Alberto Scheriani. Foto Roni Brmalj

Tensione all’interno della Comunità Nazionale Italiana in Slovenia. Il presidente della Comunità Autogestita Costiera della Nazionalità Italiana (CAN Costiera), Alberto Scheriani, è intervenuto pubblicamente sui recenti sviluppi che riguardano la Comunità degli Italiani Dante Alighieri di Isola, dove è stata avviata una raccolta firme per la destituzione del presidente attualmente in carica.

In una dichiarazione ufficiale, Scheriani richiama tutte le parti al rispetto delle regole democratiche, mettendo in guardia dai rischi di una crescente conflittualità interna che, a suo avviso, potrebbe indebolire l’intera Comunità Nazionale Italiana in Slovenia.

Di seguito il testo integrale del comunicato.

“In merito ai recenti sviluppi che stanno interessando la Comunità degli Italiani Dante Alighieri di Isola, dove è stata avviata una raccolta firme per la destituzione del presidente in carica, il presidente della CAN Costiera esprime profonda preoccupazione per le modalità e le ricadute di tale iniziativa”, si legge nella nota.

“Si desidera ribadire l’assoluta necessità di tutelare la tenuta democratica delle nostre istituzioni – prosegue -, di creare un ambiente proficuo per un aperto dialogo democratico e soprattutto è sempre presente il desiderio di avere una comunità immune dalle pressioni esterne ma anche interne, soprattutto da parte di soggetti che con il loro operato non vanno a costruire una comunità migliore, ma distruggono tutto ciò che di positivo è stato creato nel corso degli anni. Proprio questa è stata la motivazione con la quale il presidente aveva deciso di candidarsi alle ultime elezioni parlamentari. Il voler instaurare un clima di continua tensione e frammentazione crea forte disorientamento tra i soci e a tutti coloro che sono in un modo o nell’altro vicini alle nostre Comunità, i quali si trovano impossibilitati a comprendere le reali motivazioni dietro a tali scontri”.

Scheriani poi aggiunge: “La priorità assoluta deve rimanere la trasparenza e il benessere dei nostri connazionali.

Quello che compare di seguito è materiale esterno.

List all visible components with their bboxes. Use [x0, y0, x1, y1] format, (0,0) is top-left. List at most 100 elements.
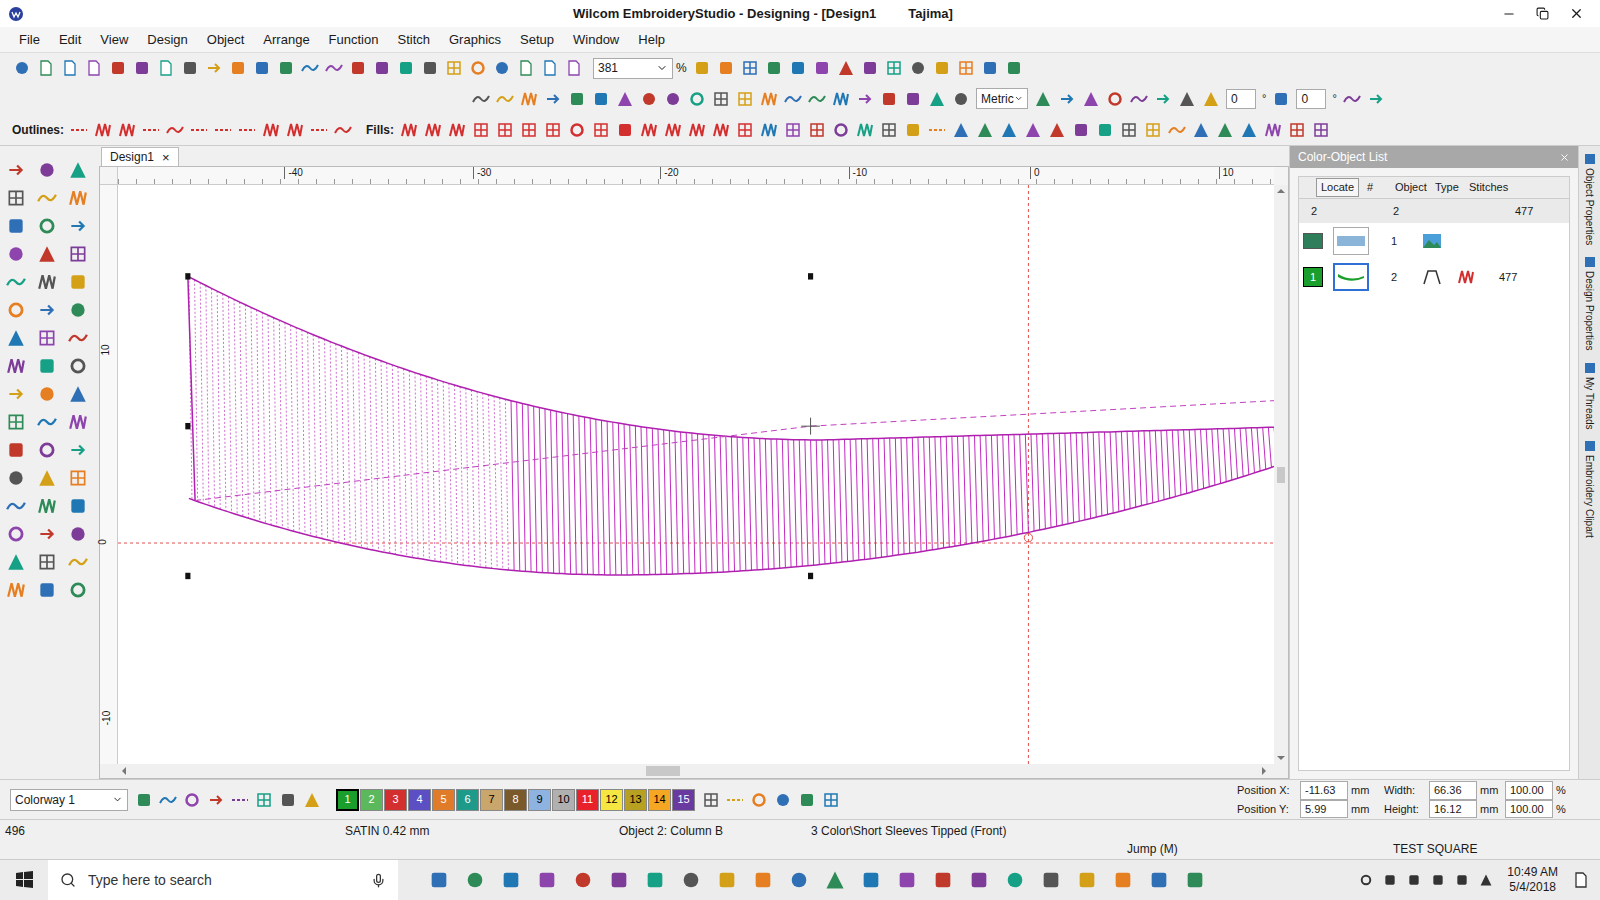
- menu-item[interactable]: Arrange: [254, 30, 318, 50]
- tool-icon[interactable]: [1288, 121, 1306, 139]
- taskbar-app-icon[interactable]: [824, 869, 846, 891]
- tool-icon[interactable]: [760, 121, 778, 139]
- tool-icon[interactable]: [157, 59, 175, 77]
- tool-icon[interactable]: [334, 121, 352, 139]
- tool-icon[interactable]: [279, 791, 297, 809]
- tool-icon[interactable]: [37, 440, 57, 460]
- tool-icon[interactable]: [6, 552, 26, 572]
- tool-icon[interactable]: [68, 580, 88, 600]
- tray-icon[interactable]: [1431, 873, 1445, 887]
- tool-icon[interactable]: [1367, 90, 1385, 108]
- tool-icon[interactable]: [70, 121, 88, 139]
- tool-icon[interactable]: [37, 188, 57, 208]
- clock[interactable]: 10:49 AM5/4/2018: [1503, 865, 1562, 895]
- tool-icon[interactable]: [85, 59, 103, 77]
- tool-icon[interactable]: [118, 121, 136, 139]
- taskbar-app-icon[interactable]: [1076, 869, 1098, 891]
- tool-icon[interactable]: [813, 59, 831, 77]
- position-x-field[interactable]: -11.63: [1300, 781, 1348, 800]
- taskbar-app-icon[interactable]: [428, 869, 450, 891]
- tool-icon[interactable]: [37, 160, 57, 180]
- color-chip[interactable]: 15: [672, 789, 695, 811]
- tool-icon[interactable]: [135, 791, 153, 809]
- tool-icon[interactable]: [6, 160, 26, 180]
- tool-icon[interactable]: [37, 468, 57, 488]
- color-chip[interactable]: 6: [456, 789, 479, 811]
- tool-icon[interactable]: [6, 468, 26, 488]
- tool-icon[interactable]: [544, 121, 562, 139]
- tool-icon[interactable]: [981, 59, 999, 77]
- tool-icon[interactable]: [277, 59, 295, 77]
- taskbar-app-icon[interactable]: [464, 869, 486, 891]
- tool-icon[interactable]: [712, 121, 730, 139]
- tool-icon[interactable]: [565, 59, 583, 77]
- tool-icon[interactable]: [568, 90, 586, 108]
- tool-icon[interactable]: [159, 791, 177, 809]
- tool-icon[interactable]: [37, 300, 57, 320]
- menu-item[interactable]: Design: [138, 30, 196, 50]
- tool-icon[interactable]: [6, 412, 26, 432]
- tool-icon[interactable]: [301, 59, 319, 77]
- zoom-field[interactable]: 381: [593, 58, 673, 79]
- tool-icon[interactable]: [6, 272, 26, 292]
- tool-icon[interactable]: [957, 59, 975, 77]
- tool-icon[interactable]: [520, 121, 538, 139]
- tool-icon[interactable]: [909, 59, 927, 77]
- side-tab[interactable]: Design Properties: [1579, 253, 1600, 354]
- angle-field[interactable]: 0: [1296, 89, 1326, 109]
- tool-icon[interactable]: [68, 272, 88, 292]
- tool-icon[interactable]: [400, 121, 418, 139]
- tool-icon[interactable]: [760, 90, 778, 108]
- tool-icon[interactable]: [68, 468, 88, 488]
- vertical-scrollbar[interactable]: [1274, 185, 1288, 764]
- tool-icon[interactable]: [822, 791, 840, 809]
- tool-icon[interactable]: [6, 244, 26, 264]
- tool-icon[interactable]: [469, 59, 487, 77]
- tray-icon[interactable]: [1479, 873, 1493, 887]
- taskbar-app-icon[interactable]: [752, 869, 774, 891]
- tool-icon[interactable]: [424, 121, 442, 139]
- tab-close[interactable]: ×: [162, 151, 170, 164]
- microphone-icon[interactable]: [371, 873, 386, 888]
- tool-icon[interactable]: [1144, 121, 1162, 139]
- tool-icon[interactable]: [880, 121, 898, 139]
- tool-icon[interactable]: [736, 121, 754, 139]
- tool-icon[interactable]: [928, 121, 946, 139]
- tool-icon[interactable]: [142, 121, 160, 139]
- tool-icon[interactable]: [6, 384, 26, 404]
- tool-icon[interactable]: [68, 384, 88, 404]
- tool-icon[interactable]: [397, 59, 415, 77]
- tool-icon[interactable]: [207, 791, 225, 809]
- tool-icon[interactable]: [765, 59, 783, 77]
- tool-icon[interactable]: [190, 121, 208, 139]
- tool-icon[interactable]: [37, 580, 57, 600]
- tool-icon[interactable]: [664, 90, 682, 108]
- tool-icon[interactable]: [952, 90, 970, 108]
- colorway-select[interactable]: Colorway 1: [10, 789, 128, 811]
- tool-icon[interactable]: [133, 59, 151, 77]
- taskbar-app-icon[interactable]: [932, 869, 954, 891]
- tool-icon[interactable]: [688, 121, 706, 139]
- tool-icon[interactable]: [861, 59, 879, 77]
- tool-icon[interactable]: [1264, 121, 1282, 139]
- tool-icon[interactable]: [262, 121, 280, 139]
- tool-icon[interactable]: [693, 59, 711, 77]
- tool-icon[interactable]: [496, 121, 514, 139]
- width-field[interactable]: 66.36: [1429, 781, 1477, 800]
- taskbar-app-icon[interactable]: [716, 869, 738, 891]
- tool-icon[interactable]: [520, 90, 538, 108]
- color-chip[interactable]: 9: [528, 789, 551, 811]
- tool-icon[interactable]: [1130, 90, 1148, 108]
- notification-icon[interactable]: [1572, 871, 1590, 889]
- tool-icon[interactable]: [94, 121, 112, 139]
- tool-icon[interactable]: [68, 356, 88, 376]
- taskbar-app-icon[interactable]: [608, 869, 630, 891]
- object-row[interactable]: 1: [1299, 223, 1569, 259]
- tool-icon[interactable]: [61, 59, 79, 77]
- close-icon[interactable]: [1569, 6, 1584, 21]
- tool-icon[interactable]: [832, 90, 850, 108]
- tray-icon[interactable]: [1407, 873, 1421, 887]
- search-box[interactable]: Type here to search: [48, 860, 398, 900]
- taskbar-app-icon[interactable]: [1148, 869, 1170, 891]
- menu-item[interactable]: Setup: [511, 30, 563, 50]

Azioni di questo tipo rendono estremamente difficile la collaborazione interna, rallentano i progetti culturali e sociali e rischiano di indebolire la posizione della Comunità Italiana nel dialogo con le istituzioni comunitarie, con quelle locali e con quelle statali”.

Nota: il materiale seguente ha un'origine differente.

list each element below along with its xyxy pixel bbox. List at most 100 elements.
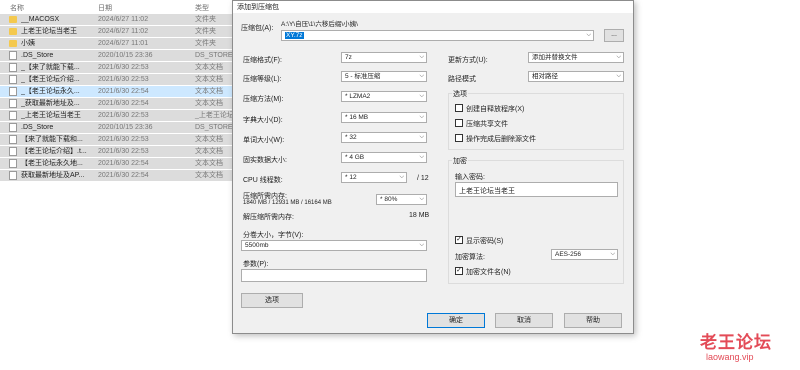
file-row[interactable]: 获取最新地址及AP... 2021/6/30 22:54 文本文档 <box>0 170 232 182</box>
params-label: 参数(P): <box>243 261 269 268</box>
file-row[interactable]: _上老王论坛当老王 2021/6/30 22:53 _上老王论坛 <box>0 110 234 122</box>
ok-button[interactable]: 确定 <box>427 313 485 328</box>
file-type: 文本文档 <box>195 148 223 155</box>
file-date: 2021/6/30 22:53 <box>98 112 149 119</box>
chevron-down-icon: ⌵ <box>586 32 591 38</box>
file-row[interactable]: 上老王论坛当老王 2024/6/27 11:02 文件夹 <box>0 26 232 38</box>
cancel-button[interactable]: 取消 <box>495 313 553 328</box>
file-name: _上老王论坛当老王 <box>21 112 81 119</box>
chevron-down-icon: ⌵ <box>419 154 424 160</box>
file-type: 文本文档 <box>195 88 223 95</box>
encryption-method-select[interactable]: AES-256 ⌵ <box>551 249 618 260</box>
file-name: 上老王论坛当老王 <box>21 28 77 35</box>
file-row[interactable]: _【老王论坛永久... 2021/6/30 22:54 文本文档 <box>0 86 232 98</box>
word-select[interactable]: * 32 ⌵ <box>341 132 427 143</box>
format-label: 压缩格式(F): <box>243 57 282 64</box>
sfx-label: 创建自释放程序(X) <box>466 106 525 113</box>
options-button[interactable]: 选项 <box>241 293 303 308</box>
chevron-down-icon: ⌵ <box>419 93 424 99</box>
file-type: DS_STORE <box>195 52 233 59</box>
file-row[interactable]: _获取最新地址及... 2021/6/30 22:54 文本文档 <box>0 98 232 110</box>
encryption-method-label: 加密算法: <box>455 254 485 261</box>
file-row[interactable]: 小姨 2024/6/27 11:01 文件夹 <box>0 38 232 50</box>
chevron-down-icon: ⌵ <box>616 73 621 79</box>
encrypt-names-label: 加密文件名(N) <box>466 269 511 276</box>
method-select[interactable]: * LZMA2 ⌵ <box>341 91 427 102</box>
file-type: 文本文档 <box>195 160 223 167</box>
level-select[interactable]: 5 - 标准压缩 ⌵ <box>341 71 427 82</box>
chevron-down-icon: ⌵ <box>419 134 424 140</box>
file-name: 【老王论坛永久地... <box>21 160 83 167</box>
watermark-logo: 老王论坛 <box>700 333 772 352</box>
file-row[interactable]: _【来了就能下载... 2021/6/30 22:53 文本文档 <box>0 62 232 74</box>
file-row[interactable]: 【老王论坛永久地... 2021/6/30 22:54 文本文档 <box>0 158 232 170</box>
memory-select[interactable]: * 80% ⌵ <box>376 194 427 205</box>
params-input[interactable] <box>241 269 427 282</box>
file-icon <box>9 63 17 72</box>
file-icon <box>9 135 17 144</box>
chevron-down-icon: ⌵ <box>616 54 621 60</box>
file-name: 【老王论坛介绍】.t... <box>21 148 87 155</box>
dict-label: 字典大小(D): <box>243 117 283 124</box>
sfx-checkbox[interactable] <box>455 104 463 112</box>
folder-icon <box>9 40 17 47</box>
format-select[interactable]: 7z ⌵ <box>341 52 427 63</box>
file-date: 2024/6/27 11:02 <box>98 16 149 23</box>
file-date: 2024/6/27 11:01 <box>98 40 149 47</box>
column-header-type[interactable]: 类型 <box>195 3 209 13</box>
file-date: 2021/6/30 22:54 <box>98 100 149 107</box>
solid-label: 固实数据大小: <box>243 157 287 164</box>
memory-detail: 1840 MB / 12931 MB / 16164 MB <box>243 200 332 206</box>
options-group-title: 选项 <box>452 89 468 99</box>
file-icon <box>9 75 17 84</box>
solid-select[interactable]: * 4 GB ⌵ <box>341 152 427 163</box>
delete-after-checkbox[interactable] <box>455 134 463 142</box>
encrypt-names-checkbox[interactable]: ✓ <box>455 267 463 275</box>
threads-label: CPU 线程数: <box>243 177 283 184</box>
folder-icon <box>9 16 17 23</box>
dialog-titlebar[interactable]: 添加到压缩包 <box>233 1 633 13</box>
file-type: 文件夹 <box>195 28 216 35</box>
update-mode-select[interactable]: 添加并替换文件 ⌵ <box>528 52 624 63</box>
archive-name-input[interactable]: XY.7z ⌵ <box>281 30 594 41</box>
chevron-down-icon: ⌵ <box>419 114 424 120</box>
path-mode-select[interactable]: 相对路径 ⌵ <box>528 71 624 82</box>
file-type: 文本文档 <box>195 100 223 107</box>
password-input[interactable]: 上老王论坛当老王 <box>455 182 618 197</box>
shared-files-checkbox[interactable] <box>455 119 463 127</box>
dict-select[interactable]: * 16 MB ⌵ <box>341 112 427 123</box>
dialog-title: 添加到压缩包 <box>237 4 279 11</box>
file-icon <box>9 111 17 120</box>
file-row[interactable]: .DS_Store 2020/10/15 23:36 DS_STORE <box>0 50 233 62</box>
threads-select[interactable]: * 12 ⌵ <box>341 172 407 183</box>
file-row[interactable]: _【老王论坛介绍... 2021/6/30 22:53 文本文档 <box>0 74 232 86</box>
chevron-down-icon: ⌵ <box>419 73 424 79</box>
file-date: 2021/6/30 22:53 <box>98 64 149 71</box>
decompress-memory-label: 解压缩所需内存: <box>243 214 294 221</box>
column-header-name[interactable]: 名称 <box>10 3 24 13</box>
file-row[interactable]: 【来了就能下载和... 2021/6/30 22:53 文本文档 <box>0 134 232 146</box>
column-header-date[interactable]: 日期 <box>98 3 112 13</box>
add-to-archive-dialog: 添加到压缩包 压缩包(A): A:\Y\自压\1\六移后缀\小姨\ XY.7z … <box>232 0 634 334</box>
word-label: 单词大小(W): <box>243 137 285 144</box>
file-date: 2024/6/27 11:02 <box>98 28 149 35</box>
file-icon <box>9 51 17 60</box>
file-name: _【老王论坛介绍... <box>21 76 80 83</box>
file-row[interactable]: .DS_Store 2020/10/15 23:36 DS_STORE <box>0 122 233 134</box>
encryption-group-title: 加密 <box>452 156 468 166</box>
file-name: 【来了就能下载和... <box>21 136 83 143</box>
split-size-input[interactable]: 5500mb ⌵ <box>241 240 427 251</box>
path-mode-label: 路径模式 <box>448 76 476 83</box>
chevron-down-icon: ⌵ <box>419 54 424 60</box>
help-button[interactable]: 帮助 <box>564 313 622 328</box>
browse-button[interactable]: ... <box>604 29 624 42</box>
file-date: 2020/10/15 23:36 <box>98 124 153 131</box>
file-row[interactable]: 【老王论坛介绍】.t... 2021/6/30 22:53 文本文档 <box>0 146 232 158</box>
file-name: 小姨 <box>21 40 35 47</box>
file-row[interactable]: __MACOSX 2024/6/27 11:02 文件夹 <box>0 14 232 26</box>
update-mode-label: 更新方式(U): <box>448 57 488 64</box>
file-type: 文件夹 <box>195 40 216 47</box>
show-password-checkbox[interactable]: ✓ <box>455 236 463 244</box>
watermark-url: laowang.vip <box>706 352 754 362</box>
file-type: 文本文档 <box>195 76 223 83</box>
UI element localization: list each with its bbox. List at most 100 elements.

“Bisogna evitare che le nostre istituzioni vengano costantemente indebolite da logiche di scontro permanente e spesso anche di carattere strettamente personale – sottolinea il presidente della CAN -. Basti ricordare l’episodio della revoca del mandato alla presidente della CAN di Isola, Vita Valenti, l’anno scorso che ha già inferto un duro colpo alla nostra stabilità. Replicare oggi queste dinamiche distruttive in un’altra realtà locale significa danneggiare l’intera Comunità Nazionale Italiana in Slovenia, minandone la credibilità e la capacità d’azione”.

“Mi appello alla responsabilità, al dialogo e al rispetto delle regole democratiche e degli statuti vigenti, invitando tutte le parti in causa a rimettere al centro dell’agenda l’interesse collettivo, l’unità e il lavoro a favore della nostra minoranza”, conclude Scheriani.